Journal Article

Designing the Climate Observing System of the Future

Nov 2, 2017 | Betsy Weatherhead, Bruce A. Wielicki, V. Ramaswamy, Mark Abbott, Thomas Ackerman, Robert Atlas, Guy Brasseur, Lori Bruhwiler, Antonio Busalacchi, James H. Butler, Christopher T. M. Clack, Roger M. Cooke, Lidia Cucurull, Sean Davis, Jason M. English, David W. Fahey, Steven S. Fine, Jeffrey K. Lazo, Shunlin Liang, Norman G. Loeb, Eric Rignot, Brian Soden, Diane Stanitski, Graeme Stephens, Byron Tapley, Anne M. Thompson, Kevin E. Trenberth, Donald Wuebbles


Climate observations are needed to address a large range of important societal issues including sea level rise, droughts, floods, extreme heat events, food security, and fresh water availability in the coming decades. Past, targeted investments in specific climate questions have resulted in tremendous improvements in issues important to human health, security, and infrastructure. However, the current climate observing system was not planned in a comprehensive, focused manner required to adequately address the full range of climate needs. A potential approach to planning the observing system of the future is presented in this paper.
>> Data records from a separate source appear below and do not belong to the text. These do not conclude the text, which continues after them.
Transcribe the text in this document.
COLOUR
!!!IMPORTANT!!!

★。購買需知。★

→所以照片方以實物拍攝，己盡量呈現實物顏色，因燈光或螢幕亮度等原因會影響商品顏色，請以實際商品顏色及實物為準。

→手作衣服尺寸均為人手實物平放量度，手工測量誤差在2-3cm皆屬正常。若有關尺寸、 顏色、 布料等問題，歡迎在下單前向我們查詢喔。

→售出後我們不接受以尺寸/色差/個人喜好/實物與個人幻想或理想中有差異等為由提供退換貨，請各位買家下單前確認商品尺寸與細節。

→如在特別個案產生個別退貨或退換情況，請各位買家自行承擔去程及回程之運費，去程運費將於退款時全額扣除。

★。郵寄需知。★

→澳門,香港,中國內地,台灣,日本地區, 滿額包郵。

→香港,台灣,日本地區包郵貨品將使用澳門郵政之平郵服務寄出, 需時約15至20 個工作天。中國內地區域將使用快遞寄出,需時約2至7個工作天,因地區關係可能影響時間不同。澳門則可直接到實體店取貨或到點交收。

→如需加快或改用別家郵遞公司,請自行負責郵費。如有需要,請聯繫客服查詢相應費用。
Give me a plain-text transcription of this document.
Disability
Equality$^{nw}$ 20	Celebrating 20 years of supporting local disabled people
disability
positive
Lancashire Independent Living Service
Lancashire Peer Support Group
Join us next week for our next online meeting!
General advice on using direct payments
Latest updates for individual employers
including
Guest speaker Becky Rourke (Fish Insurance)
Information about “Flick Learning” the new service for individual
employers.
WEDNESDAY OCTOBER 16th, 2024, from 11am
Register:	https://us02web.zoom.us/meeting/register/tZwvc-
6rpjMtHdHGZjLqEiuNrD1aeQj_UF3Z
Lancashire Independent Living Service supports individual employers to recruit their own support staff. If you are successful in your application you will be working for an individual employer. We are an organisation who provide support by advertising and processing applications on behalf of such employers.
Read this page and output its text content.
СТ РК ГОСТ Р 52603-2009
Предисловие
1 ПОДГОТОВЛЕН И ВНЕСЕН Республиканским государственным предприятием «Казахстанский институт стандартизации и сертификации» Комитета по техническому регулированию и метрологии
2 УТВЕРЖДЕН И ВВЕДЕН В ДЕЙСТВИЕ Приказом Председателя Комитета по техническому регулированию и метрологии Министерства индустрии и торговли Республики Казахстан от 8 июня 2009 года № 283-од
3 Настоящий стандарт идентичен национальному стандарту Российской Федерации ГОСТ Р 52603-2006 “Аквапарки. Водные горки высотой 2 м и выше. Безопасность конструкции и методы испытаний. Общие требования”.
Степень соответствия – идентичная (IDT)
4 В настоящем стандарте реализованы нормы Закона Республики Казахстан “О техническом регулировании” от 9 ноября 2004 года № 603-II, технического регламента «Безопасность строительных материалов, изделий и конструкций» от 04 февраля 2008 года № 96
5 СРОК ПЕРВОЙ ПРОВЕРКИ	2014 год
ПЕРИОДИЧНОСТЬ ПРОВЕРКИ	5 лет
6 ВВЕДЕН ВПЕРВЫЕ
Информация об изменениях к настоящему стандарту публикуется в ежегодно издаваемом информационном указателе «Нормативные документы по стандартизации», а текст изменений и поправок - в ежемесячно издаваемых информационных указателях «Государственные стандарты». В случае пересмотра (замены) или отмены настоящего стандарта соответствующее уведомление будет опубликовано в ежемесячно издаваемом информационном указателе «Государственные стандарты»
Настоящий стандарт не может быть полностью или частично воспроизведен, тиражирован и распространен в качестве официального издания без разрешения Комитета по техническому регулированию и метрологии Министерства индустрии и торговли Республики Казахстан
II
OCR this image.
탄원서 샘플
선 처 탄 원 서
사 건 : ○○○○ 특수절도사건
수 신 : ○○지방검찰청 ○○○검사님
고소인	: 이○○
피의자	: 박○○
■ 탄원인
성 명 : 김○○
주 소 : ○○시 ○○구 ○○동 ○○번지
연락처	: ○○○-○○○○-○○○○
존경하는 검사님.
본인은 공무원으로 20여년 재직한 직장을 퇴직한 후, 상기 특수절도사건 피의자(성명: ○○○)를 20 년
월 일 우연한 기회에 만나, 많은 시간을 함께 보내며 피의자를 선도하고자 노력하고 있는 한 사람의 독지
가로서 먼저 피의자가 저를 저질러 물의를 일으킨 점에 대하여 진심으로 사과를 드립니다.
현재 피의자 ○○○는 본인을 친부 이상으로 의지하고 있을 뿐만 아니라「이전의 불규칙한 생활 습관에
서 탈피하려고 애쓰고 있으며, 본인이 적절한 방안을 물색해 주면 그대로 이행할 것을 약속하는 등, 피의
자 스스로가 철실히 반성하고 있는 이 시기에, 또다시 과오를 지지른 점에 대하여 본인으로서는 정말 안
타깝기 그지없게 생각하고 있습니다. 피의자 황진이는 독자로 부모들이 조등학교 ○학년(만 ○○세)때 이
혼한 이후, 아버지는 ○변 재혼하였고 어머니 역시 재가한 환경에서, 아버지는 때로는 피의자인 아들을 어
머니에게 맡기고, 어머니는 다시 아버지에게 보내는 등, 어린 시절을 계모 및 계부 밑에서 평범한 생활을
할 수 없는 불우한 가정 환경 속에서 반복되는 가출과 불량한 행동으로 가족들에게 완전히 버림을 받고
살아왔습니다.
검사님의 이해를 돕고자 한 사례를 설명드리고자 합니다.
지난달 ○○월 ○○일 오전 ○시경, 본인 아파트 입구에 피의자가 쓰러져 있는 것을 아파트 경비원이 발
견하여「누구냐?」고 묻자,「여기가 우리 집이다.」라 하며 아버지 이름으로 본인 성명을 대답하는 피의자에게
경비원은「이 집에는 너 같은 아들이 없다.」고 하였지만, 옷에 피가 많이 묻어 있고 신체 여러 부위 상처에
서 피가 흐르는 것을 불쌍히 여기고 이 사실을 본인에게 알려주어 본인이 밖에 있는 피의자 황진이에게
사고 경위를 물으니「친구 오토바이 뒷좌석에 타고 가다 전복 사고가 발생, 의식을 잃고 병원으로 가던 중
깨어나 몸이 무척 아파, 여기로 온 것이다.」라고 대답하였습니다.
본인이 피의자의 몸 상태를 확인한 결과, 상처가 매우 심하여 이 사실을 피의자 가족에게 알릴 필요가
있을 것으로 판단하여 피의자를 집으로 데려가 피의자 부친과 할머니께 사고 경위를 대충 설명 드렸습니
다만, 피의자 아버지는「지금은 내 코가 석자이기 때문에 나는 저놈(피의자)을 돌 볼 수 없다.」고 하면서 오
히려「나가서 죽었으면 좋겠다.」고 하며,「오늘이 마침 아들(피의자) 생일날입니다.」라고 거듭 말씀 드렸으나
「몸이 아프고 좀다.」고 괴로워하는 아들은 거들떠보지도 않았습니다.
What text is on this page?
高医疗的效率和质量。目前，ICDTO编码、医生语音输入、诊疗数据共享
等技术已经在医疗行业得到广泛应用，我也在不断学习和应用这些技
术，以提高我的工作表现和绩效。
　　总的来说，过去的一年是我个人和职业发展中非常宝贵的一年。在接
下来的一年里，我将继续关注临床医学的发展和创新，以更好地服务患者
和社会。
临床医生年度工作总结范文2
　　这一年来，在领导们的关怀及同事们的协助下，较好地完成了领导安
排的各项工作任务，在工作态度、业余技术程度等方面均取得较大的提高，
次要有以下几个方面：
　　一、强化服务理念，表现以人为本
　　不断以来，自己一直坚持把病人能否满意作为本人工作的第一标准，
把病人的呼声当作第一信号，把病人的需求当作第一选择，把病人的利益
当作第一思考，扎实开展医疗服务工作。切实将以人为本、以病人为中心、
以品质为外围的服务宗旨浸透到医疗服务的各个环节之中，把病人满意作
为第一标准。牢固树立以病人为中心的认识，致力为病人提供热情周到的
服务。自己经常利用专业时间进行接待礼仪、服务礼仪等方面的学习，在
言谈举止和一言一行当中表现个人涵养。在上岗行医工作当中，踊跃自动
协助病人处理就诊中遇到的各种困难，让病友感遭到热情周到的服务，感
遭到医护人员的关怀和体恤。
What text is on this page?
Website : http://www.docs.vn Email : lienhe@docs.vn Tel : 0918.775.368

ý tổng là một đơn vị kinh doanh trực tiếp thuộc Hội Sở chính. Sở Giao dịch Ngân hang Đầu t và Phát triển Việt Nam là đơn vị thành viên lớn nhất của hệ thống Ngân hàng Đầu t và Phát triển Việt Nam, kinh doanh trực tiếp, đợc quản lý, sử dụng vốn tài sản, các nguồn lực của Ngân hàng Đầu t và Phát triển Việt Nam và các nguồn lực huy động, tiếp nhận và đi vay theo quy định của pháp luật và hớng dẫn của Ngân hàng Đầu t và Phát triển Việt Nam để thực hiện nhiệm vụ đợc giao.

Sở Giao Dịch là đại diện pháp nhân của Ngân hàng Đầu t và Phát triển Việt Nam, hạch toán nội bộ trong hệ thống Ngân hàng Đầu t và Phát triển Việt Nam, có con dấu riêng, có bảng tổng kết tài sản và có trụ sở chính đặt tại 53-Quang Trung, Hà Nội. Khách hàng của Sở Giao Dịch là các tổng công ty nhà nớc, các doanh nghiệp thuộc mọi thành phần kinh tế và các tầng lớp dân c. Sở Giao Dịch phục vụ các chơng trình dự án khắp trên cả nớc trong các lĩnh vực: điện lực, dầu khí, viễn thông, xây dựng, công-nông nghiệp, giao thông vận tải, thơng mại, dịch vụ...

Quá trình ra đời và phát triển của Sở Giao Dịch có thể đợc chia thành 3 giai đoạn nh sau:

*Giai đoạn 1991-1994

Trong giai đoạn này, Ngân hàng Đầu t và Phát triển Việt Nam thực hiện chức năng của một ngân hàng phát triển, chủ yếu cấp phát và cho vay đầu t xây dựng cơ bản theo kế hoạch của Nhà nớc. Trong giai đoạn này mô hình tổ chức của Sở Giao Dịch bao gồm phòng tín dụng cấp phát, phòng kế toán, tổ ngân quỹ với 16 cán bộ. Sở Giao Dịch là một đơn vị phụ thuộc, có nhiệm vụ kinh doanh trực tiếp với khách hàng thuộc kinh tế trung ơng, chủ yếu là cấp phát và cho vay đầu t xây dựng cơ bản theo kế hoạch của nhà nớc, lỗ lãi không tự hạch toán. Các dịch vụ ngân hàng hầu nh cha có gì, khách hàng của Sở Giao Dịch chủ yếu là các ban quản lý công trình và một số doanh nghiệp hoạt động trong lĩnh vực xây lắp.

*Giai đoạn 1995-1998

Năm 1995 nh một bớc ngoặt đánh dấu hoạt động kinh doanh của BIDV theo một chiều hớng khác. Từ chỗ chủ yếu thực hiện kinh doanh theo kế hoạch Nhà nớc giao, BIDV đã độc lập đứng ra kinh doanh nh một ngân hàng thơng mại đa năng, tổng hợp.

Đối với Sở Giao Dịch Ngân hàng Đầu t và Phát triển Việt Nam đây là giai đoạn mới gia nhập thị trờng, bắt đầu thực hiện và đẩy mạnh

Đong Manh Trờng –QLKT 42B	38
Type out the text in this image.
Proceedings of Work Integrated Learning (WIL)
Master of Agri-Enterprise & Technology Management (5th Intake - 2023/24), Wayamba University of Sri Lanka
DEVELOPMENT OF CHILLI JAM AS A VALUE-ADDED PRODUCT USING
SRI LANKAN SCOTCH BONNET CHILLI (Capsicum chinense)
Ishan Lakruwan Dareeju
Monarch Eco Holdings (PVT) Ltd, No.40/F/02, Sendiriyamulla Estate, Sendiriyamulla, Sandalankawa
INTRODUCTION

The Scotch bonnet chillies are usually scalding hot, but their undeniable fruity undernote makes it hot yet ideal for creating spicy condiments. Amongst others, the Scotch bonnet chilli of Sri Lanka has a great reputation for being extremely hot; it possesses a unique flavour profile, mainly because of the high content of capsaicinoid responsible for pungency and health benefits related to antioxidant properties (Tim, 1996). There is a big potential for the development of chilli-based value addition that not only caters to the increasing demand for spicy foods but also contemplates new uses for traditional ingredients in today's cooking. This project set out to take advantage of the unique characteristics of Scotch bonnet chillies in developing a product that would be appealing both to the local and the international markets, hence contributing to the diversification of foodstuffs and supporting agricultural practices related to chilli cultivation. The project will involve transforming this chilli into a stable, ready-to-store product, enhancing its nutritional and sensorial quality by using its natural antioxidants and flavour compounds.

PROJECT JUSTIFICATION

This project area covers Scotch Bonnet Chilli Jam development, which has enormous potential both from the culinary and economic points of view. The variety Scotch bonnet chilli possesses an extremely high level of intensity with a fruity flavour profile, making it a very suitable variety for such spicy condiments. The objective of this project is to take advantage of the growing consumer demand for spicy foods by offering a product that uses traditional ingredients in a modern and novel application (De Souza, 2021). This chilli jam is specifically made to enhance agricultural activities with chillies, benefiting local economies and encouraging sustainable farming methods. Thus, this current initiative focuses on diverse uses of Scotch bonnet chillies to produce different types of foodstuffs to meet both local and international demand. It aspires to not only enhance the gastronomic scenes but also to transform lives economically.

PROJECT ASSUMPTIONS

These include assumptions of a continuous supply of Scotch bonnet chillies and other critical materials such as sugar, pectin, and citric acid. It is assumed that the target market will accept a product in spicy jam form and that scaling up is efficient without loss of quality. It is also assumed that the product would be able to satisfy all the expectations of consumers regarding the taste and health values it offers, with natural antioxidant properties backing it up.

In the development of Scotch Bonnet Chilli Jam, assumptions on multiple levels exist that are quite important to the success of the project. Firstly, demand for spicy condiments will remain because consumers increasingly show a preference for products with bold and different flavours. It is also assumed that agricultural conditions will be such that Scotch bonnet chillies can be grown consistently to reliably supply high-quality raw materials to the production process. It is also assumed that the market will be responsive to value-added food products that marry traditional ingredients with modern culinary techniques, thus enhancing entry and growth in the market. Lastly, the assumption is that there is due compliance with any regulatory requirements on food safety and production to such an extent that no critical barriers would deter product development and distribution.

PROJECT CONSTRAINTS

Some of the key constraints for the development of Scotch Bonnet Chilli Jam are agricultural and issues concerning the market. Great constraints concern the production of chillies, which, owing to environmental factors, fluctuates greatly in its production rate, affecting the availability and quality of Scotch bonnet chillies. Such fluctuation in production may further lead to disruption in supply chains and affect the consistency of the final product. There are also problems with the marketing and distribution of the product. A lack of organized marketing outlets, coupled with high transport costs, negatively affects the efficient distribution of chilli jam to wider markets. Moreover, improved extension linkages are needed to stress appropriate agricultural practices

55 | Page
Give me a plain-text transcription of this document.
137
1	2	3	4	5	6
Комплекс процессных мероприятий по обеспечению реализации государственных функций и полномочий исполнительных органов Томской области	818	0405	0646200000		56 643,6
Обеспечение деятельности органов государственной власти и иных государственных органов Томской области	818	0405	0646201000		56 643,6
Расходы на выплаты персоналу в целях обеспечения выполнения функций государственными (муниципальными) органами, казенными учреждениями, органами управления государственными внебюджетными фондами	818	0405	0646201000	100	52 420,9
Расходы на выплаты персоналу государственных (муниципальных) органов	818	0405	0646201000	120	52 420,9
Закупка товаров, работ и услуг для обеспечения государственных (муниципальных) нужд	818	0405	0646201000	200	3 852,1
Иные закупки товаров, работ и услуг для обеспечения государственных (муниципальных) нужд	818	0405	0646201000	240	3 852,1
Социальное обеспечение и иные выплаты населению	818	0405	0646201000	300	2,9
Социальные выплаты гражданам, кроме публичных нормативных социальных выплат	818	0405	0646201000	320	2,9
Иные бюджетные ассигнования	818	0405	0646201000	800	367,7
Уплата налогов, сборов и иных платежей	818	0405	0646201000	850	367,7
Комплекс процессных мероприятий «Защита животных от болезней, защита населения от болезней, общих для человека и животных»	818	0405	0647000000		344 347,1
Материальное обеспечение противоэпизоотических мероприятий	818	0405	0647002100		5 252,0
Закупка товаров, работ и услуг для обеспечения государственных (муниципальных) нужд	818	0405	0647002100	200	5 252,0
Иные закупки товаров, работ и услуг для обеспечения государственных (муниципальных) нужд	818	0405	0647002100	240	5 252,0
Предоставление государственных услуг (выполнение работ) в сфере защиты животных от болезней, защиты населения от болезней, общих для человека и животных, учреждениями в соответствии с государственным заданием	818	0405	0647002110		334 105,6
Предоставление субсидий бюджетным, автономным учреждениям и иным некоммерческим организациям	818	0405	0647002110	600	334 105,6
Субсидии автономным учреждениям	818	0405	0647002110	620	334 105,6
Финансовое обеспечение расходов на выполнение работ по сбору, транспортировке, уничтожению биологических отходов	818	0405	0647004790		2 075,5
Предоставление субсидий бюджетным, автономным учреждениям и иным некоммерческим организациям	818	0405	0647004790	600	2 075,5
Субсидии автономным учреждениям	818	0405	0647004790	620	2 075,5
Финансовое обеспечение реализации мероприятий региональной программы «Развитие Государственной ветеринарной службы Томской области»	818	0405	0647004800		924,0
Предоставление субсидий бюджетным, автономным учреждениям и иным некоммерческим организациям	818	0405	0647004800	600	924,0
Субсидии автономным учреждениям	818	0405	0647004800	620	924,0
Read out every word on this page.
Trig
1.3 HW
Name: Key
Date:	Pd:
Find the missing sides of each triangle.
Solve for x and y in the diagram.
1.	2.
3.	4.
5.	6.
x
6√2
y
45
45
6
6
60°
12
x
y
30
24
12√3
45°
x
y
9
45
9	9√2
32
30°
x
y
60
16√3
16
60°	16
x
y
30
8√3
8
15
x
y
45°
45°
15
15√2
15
First, this paper proposes that priority be given to the most critical needs as identified within the World Climate Research Program as Grand Challenges. These currently include seven important topics: Melting Ice and Global Consequences; Clouds, Circulation and Climate Sensitivity; Carbon Feedbacks in the Climate System; Understanding and Predicting Weather and Climate Extremes; Water for the Food Baskets of the World; Regional Sea-Level Change and Coastal Impacts; and Near-term Climate Prediction. For each Grand Challenge, observations are needed for long-term monitoring, process studies and forecasting capabilities. Second, objective evaluations of proposed observing systems, including satellites, ground-based and in situ observations as well as potentially new, unidentified observational approaches, can quantify the ability to address these climate priorities. And third, investments in effective climate observations will be economically important as they will offer a magnified return on investment that justifies a far greater development of observations to serve society's needs.